With the recent passage of the Every Student Succeeds Act, New York’s Education Department has a huge opportunity to reinvent itself. But is it capable of transformation? Can the NYSED overcome its decades-long and near obsessive focus on accountability, failure, punishment and prescriptive “father-knows-best” solutions?
Transforming a punitive system
At least since the No Child Left Behind Act was passed in 2001, the entire bureaucracy has been designed to manage a punitive accountability system. Looking for evidence to back up that claim? In the 2014 alone, New York school districts failed to meet an astonishing 24,463 accountability targets.

Much is at stake for our schools and their students. ESSA is intended to reinvigorate local control of education and spur innovation.
According to the bill’s co-sponsor, Lamar Alexander, “When we take the handcuffs off, we’ll unleash a whole flood of innovation and ingenuity classroom by classroom, state by state, that will benefit children.”
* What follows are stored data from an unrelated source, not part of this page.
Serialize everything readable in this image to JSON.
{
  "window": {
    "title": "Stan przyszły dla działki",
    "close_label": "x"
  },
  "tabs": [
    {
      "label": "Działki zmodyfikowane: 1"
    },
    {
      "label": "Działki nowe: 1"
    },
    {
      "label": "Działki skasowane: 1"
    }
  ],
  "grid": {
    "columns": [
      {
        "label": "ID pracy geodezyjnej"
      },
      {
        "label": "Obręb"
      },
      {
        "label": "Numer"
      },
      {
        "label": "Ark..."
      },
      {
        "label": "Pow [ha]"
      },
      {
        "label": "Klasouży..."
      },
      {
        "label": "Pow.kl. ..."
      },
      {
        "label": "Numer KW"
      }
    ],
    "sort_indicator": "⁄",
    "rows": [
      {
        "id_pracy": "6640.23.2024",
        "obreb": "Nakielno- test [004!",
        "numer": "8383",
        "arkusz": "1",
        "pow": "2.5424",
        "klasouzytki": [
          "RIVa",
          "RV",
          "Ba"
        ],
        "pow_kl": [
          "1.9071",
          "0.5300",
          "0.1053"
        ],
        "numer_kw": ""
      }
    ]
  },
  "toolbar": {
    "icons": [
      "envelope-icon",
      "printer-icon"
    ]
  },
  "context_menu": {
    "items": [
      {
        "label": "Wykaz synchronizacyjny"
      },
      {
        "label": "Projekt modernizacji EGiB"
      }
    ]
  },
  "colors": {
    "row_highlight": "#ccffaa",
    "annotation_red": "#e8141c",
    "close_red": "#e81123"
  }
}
Commissioner of Education Mary Ellen Elia has an unprecedented opportunity to transform the NYSED. Even if she’s up to the task, however, the organization’s immune system may defeat her.
Battling the bureaucracy’s immune system
Transformation of an entrenched bureaucracy is not trivial. The natural human bias to the status quo is exacerbated when change threatens an organization, its turf and sacred cows. Titles maybecome obsolete. Status, influence, power — even jobs — are potentially at risk.
Facing such an assault, the natural instinct is to defend and protect. The old system tries to preserve itself and triggers its powerful immune system. New ideas and approaches are attacked as if viruses; new assumptions, killed off like bacterial infections. The goal is to eliminate the change — or leave it permanently debilitated.
Will the NYSED shed the cloak of paternalism that treats local school boards and superintendents as minions to an higher authority that always knows what is best for them? Will NYSED provide flexibility for districts to define excellence for their community? Will the demand for compliance be replaced by the freedom to innovate?
Unleashing local aspirations and innovation
Consider just one example. The ESSA requires “meaningful goals…to ensure that every student subgroup makes gains toward college and career-readiness.” Currently, NYSED’s college and career readiness measure is controversial:
The percent of a high school cohort that graduates and scores >75 on the English Regents exam and scores >80 on a Math Regents exam.
This idiosyncratic metric is unique to New York and is based on a study that has never been published. School leadership teams find it suspect and wanting. Instead, they define their own measures of high school rigor and college and career readiness. Here is an example of one such locally articulated measure:
- % of the cohort graduating and completing >1 Advanced Placement course
- % of the cohort graduating and earning >15 college credits
- % of the cohort’s career and technical education (CTE) students graduating and earning a technical endorsement
The logic is compelling. In combination, these multiple measures allow virtually every student in this rural school to reach for more rigorous outcomes. Together, they represent a far more robust measure of readiness for college and career than scores on two regents exams.
Father does not always know best
One of the great epiphanies of fatherhood is the realization that your kids are smarter, more creative and competent than you — indeed, that father does not always know best.
NYSED, transform yourself. Unlock the handcuffs and unleash the enormous potential of local school district aspiration, professionalism, innovation and passion for excellence.